Langsung ke konten utama

NAPAK TILAS "PATER JULES CHEVALIER" KE SAINT GAULTIER-PERANCIS

P. Poltje, Br. Yos, dan P. Berry dengan latar belakang Seminari Menengah St. Gaultier

    Sebelumnya kita sudah melihat bagaimana napak tilas di Richelieu. Satu hal sebelum lupa, biasanya  dalam perjalanan dari Issoudun ke Richelieu ada satu tempat penting untuk napak tilas, yakni Gereja Châtillon-sur-Indre. Kita tahu dalam sejarah bahwa P. Chevalier pernah menjadi vikaris di tiga paroki berbeda sebelum tiba di Issoudun pada bulan Oktober 1854. Ketiga paroki ini terletak di tiga kota di Prancis:

- Ivoy-le-Pré Chevalier tiba di sana pada tanggal 17 Juni 1851, tiga hari setelah penahbisannya. Dia tinggal di sana selama tujuh bulan.

- Châtillon-sur-Indre Tiba pada tanggal 21 Januari 1852, ia tinggal di sana selama 21 bulan.

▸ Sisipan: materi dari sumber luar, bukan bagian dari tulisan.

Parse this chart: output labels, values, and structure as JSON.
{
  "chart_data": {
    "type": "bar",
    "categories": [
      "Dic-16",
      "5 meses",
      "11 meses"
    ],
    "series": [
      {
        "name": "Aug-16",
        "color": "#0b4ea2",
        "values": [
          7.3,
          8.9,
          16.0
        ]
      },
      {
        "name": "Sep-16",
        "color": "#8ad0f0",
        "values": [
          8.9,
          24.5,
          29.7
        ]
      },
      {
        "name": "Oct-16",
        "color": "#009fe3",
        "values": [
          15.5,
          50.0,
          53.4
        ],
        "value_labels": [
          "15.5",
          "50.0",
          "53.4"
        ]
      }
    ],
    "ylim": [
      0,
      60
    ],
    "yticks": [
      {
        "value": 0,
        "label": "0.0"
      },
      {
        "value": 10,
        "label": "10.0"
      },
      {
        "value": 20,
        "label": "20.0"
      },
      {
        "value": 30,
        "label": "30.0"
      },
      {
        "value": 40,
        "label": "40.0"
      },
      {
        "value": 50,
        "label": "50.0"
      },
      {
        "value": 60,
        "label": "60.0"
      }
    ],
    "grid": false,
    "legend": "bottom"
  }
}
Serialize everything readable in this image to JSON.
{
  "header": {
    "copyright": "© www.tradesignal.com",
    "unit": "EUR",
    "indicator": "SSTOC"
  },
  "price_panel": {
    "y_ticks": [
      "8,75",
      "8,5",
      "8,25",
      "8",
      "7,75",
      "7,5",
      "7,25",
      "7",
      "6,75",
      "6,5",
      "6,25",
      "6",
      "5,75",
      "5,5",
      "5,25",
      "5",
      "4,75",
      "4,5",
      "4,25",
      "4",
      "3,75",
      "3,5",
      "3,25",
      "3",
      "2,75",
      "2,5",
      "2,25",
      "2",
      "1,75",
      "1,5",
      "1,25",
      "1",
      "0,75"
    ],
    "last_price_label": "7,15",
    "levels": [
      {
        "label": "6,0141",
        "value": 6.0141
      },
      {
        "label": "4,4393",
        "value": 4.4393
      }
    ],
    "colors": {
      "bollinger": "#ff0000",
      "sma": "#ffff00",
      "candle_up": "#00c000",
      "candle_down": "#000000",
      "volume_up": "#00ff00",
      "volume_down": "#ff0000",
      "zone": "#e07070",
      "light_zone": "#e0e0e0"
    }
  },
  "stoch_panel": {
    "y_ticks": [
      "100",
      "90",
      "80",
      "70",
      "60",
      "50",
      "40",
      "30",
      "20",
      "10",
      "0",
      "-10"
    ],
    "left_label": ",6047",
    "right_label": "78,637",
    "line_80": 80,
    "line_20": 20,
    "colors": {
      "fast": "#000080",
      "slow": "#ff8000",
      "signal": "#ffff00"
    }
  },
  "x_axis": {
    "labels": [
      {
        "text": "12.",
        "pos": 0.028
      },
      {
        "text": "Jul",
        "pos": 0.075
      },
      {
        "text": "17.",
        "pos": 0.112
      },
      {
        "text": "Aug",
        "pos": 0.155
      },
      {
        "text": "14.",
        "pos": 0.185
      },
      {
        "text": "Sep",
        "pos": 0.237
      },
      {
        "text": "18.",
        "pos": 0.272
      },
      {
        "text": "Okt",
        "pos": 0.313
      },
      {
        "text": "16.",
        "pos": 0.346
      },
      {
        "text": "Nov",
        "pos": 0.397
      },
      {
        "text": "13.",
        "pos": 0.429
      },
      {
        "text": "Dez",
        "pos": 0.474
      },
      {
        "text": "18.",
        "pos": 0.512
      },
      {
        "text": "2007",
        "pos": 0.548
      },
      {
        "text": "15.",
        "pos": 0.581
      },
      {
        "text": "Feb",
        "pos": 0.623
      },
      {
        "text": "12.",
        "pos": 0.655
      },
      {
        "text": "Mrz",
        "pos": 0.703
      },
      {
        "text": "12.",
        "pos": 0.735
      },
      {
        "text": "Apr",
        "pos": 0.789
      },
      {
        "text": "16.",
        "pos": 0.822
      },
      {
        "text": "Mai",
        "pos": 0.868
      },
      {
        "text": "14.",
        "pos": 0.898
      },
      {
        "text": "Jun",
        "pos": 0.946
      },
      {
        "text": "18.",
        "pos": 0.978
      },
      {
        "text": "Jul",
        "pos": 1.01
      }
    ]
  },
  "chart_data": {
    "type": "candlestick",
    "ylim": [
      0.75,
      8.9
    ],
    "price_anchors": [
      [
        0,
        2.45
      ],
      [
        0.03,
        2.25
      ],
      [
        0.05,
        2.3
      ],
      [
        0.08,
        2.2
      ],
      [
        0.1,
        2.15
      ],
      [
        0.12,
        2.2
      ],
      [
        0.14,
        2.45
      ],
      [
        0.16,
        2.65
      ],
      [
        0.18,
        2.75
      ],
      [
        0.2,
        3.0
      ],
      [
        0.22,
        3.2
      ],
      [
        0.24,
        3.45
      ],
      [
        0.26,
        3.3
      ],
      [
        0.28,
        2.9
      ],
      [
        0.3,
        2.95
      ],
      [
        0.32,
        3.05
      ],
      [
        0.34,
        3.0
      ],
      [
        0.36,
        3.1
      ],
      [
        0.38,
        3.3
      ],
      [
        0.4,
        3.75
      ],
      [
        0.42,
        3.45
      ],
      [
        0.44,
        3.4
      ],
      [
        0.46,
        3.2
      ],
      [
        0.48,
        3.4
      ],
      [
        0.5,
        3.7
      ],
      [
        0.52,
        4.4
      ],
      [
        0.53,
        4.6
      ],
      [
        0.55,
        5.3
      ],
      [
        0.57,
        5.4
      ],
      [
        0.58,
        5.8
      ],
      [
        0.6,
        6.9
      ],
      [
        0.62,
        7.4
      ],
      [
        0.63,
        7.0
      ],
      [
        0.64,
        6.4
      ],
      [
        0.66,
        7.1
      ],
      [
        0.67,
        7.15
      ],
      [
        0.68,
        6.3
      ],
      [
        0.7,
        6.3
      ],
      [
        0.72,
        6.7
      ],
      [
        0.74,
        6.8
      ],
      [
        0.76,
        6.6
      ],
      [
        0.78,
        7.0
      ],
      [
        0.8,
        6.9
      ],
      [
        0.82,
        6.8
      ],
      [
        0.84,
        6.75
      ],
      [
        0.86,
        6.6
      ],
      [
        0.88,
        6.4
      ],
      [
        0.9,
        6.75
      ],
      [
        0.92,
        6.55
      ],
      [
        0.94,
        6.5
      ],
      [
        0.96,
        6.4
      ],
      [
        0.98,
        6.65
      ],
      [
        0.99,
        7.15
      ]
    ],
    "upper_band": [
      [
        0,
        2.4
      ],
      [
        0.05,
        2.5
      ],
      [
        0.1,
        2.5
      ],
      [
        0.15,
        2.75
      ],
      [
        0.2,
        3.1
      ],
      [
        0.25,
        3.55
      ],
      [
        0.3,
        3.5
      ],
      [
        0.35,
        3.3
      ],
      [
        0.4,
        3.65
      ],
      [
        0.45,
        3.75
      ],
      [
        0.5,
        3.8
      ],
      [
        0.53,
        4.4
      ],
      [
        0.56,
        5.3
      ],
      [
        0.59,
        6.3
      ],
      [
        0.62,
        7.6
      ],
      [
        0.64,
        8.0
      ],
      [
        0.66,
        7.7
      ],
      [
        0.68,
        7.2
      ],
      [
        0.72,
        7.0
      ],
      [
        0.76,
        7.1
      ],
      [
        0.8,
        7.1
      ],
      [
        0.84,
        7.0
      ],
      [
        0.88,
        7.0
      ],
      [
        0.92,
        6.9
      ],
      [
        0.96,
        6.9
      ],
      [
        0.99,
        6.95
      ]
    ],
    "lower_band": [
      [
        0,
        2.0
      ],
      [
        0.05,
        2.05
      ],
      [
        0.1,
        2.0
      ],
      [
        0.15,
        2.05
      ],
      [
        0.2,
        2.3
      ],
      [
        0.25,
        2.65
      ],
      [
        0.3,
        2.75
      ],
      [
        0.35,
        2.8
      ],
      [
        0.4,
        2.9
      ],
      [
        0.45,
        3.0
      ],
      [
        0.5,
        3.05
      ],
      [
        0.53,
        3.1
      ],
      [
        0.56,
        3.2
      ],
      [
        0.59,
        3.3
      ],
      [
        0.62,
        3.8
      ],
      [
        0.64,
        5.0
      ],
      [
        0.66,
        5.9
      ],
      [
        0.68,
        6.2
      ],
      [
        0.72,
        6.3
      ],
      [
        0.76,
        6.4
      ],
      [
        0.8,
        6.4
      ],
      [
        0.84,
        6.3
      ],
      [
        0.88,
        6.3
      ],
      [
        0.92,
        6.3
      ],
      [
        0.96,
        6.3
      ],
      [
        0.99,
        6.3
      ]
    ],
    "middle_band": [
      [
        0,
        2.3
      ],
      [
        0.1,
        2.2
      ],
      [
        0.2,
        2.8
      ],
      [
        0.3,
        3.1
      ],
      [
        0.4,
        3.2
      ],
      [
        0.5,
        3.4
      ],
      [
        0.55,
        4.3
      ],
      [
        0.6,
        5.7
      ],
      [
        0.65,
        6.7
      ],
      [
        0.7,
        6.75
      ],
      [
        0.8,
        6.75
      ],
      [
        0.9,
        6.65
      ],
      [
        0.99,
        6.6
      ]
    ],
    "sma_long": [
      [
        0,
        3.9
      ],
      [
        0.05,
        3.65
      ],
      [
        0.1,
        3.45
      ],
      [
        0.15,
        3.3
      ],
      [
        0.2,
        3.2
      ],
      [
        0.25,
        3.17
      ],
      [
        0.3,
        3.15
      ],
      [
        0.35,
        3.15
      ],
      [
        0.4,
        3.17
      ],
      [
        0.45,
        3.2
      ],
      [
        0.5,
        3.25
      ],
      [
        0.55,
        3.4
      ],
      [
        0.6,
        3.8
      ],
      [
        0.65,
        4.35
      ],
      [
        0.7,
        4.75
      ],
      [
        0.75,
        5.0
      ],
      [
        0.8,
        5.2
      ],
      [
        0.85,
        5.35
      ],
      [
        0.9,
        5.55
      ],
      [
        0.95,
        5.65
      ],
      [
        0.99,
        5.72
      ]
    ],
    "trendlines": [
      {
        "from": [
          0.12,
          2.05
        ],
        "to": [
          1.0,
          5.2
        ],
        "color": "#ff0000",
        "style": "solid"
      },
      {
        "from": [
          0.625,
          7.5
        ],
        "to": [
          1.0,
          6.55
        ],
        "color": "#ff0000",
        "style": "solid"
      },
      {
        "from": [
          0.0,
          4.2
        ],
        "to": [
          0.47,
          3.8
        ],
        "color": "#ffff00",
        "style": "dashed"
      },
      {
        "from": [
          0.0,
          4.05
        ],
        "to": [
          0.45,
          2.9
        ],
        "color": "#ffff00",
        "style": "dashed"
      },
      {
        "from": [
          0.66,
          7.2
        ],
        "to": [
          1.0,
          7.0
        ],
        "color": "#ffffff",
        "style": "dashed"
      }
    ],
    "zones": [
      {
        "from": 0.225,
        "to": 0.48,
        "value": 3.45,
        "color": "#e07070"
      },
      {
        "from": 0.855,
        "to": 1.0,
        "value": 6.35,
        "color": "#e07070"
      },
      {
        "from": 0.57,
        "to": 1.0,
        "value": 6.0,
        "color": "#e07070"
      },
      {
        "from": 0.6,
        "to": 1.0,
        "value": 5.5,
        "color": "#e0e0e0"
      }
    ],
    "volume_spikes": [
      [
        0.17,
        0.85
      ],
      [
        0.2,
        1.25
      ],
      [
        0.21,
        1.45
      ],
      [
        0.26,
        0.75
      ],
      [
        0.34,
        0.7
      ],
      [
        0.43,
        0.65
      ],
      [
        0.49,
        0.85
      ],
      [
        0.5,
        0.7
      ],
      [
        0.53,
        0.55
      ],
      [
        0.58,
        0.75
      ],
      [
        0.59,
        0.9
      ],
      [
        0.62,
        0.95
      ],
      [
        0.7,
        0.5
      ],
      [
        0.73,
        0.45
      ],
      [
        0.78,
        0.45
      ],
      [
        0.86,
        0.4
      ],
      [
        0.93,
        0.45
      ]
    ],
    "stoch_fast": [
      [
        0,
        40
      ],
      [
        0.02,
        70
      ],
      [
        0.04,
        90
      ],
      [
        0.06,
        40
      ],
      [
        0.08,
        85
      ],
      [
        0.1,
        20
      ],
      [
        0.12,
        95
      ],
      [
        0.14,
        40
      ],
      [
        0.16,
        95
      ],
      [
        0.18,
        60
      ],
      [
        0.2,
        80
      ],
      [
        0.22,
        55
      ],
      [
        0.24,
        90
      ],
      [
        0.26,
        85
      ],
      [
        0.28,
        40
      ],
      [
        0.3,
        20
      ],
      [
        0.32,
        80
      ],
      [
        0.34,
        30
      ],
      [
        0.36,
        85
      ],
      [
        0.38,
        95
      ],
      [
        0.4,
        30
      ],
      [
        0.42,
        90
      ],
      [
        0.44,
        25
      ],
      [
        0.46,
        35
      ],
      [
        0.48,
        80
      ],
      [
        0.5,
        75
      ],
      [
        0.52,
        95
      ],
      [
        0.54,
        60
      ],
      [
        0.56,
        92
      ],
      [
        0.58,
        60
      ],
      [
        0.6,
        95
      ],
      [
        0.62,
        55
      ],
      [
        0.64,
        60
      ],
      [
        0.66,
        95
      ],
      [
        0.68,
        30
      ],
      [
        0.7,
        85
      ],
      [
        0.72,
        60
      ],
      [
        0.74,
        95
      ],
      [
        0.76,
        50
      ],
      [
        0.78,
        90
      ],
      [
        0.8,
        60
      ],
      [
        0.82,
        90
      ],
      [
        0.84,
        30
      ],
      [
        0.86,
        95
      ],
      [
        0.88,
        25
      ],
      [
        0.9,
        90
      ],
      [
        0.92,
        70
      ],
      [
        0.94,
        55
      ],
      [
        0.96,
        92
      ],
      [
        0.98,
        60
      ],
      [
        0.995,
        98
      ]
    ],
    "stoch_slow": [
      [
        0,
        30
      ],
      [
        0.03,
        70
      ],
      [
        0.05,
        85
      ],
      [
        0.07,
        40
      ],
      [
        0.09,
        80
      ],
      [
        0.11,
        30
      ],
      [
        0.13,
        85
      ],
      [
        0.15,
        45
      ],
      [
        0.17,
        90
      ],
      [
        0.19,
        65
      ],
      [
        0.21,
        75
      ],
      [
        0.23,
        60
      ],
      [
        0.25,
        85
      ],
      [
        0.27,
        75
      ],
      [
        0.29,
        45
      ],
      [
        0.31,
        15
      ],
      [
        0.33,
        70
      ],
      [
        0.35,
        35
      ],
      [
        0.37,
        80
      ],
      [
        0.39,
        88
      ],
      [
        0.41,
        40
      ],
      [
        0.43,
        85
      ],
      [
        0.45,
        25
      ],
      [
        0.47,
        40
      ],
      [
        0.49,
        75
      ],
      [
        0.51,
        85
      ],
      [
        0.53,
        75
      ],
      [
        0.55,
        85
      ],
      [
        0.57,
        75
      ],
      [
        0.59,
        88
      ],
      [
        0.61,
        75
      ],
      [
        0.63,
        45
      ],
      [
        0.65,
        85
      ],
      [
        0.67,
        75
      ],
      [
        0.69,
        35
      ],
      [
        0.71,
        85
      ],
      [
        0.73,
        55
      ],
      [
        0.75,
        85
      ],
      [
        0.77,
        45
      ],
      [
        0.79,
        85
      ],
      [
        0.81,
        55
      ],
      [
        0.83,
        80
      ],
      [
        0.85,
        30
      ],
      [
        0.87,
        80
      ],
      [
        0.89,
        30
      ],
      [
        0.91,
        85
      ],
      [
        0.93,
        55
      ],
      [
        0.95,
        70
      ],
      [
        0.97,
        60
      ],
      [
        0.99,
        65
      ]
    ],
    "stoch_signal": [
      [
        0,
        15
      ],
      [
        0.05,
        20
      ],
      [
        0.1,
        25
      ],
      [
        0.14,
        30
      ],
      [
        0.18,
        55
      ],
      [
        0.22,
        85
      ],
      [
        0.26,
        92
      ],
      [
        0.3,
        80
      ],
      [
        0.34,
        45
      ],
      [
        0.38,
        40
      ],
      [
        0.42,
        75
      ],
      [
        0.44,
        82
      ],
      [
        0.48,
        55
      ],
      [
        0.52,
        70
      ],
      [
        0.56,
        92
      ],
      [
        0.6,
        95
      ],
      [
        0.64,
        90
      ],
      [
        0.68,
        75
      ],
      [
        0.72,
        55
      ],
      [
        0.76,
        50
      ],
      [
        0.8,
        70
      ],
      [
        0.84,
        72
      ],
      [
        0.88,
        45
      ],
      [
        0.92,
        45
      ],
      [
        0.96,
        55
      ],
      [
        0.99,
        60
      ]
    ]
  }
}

- Aubigny-sur-Nère Tiba pada tanggal 20 Oktober 1853, ia tetap di sana sampai pengangkatannya ke Issoudun, setahun kemudian, pada tanggal 14 Oktober 1854.

 

Foto di depan Gereja Notre-Dame Châtillon-sur-Indre

Dari tiga paroki yang disebutkan ini, hanya Châtillon-sur-Indre yang masuk dalam list napak tilas karena letaknya satu arah menuju Richelieu. Oleh karena itu, biasanya saya mengajak para peziarah untuk singgah di tempat itu kira-kira 30 menit, karena perjalanan ke arah Richelieu memang masih jauh. Gereja Paroki itu selalu buka tiap hari. Oleh karena itu kami bisa masuk di bagian interior bangunan. Bagian interior gereja « Notre Dame Châtillon-sur-Indre » memang sungguh indah dan kaya dengan nila seni religius. Bagi para peziarah napak tilas Jules Chevalier saya mengajak mereka untuk pergi ke arah kapela khusus di mana di situ ada patung Bunda Hati Kudus, Santo Yosep teladan dan pelindung para pencinta Hati Kudus Yesus, dan juga patung Hati Kudus Yesus. Bagi yang ingin melihat keindahan gereja itu bisa diakses di website ini: https://www.patrimoine-histoire.fr/Patrimoine/ChatillonIndre/Chatillon-sur-Indre-Notre-Dame.htm

 Pada masa Chevalier, penduduk di Châtillon-sur-Indre hanya berjumlah 3.500 orang. Memang tidak lama P. Chevalier bekerja sebagai pastor rekan di situ. Namun segala kegiatan pastoral dan misi praktis dilakukan olehnya karena pastor parokinya sudah sakit-sakitan. Di paroki itulah P. Chevalier membaktikan diri bagi anak-anak, orang misikin dan orang-orang sakit. Dia juga adalah inisiator untuk kegiatan adorasi harian di paroki itu, di mulai pada pukul 09h00 pagi sampai pukul 18h00 sore. Di sini pula dia menjadi anggota ordo ketiga St. Dominikus. Kualitas imannya ini mengundang banyak kekaguman dari pihak umat. Mereka toh yang pada akhirnya membantu juga secara finansial ketika P. Chevalier mendirikan konggregasi MSC di Issoudun.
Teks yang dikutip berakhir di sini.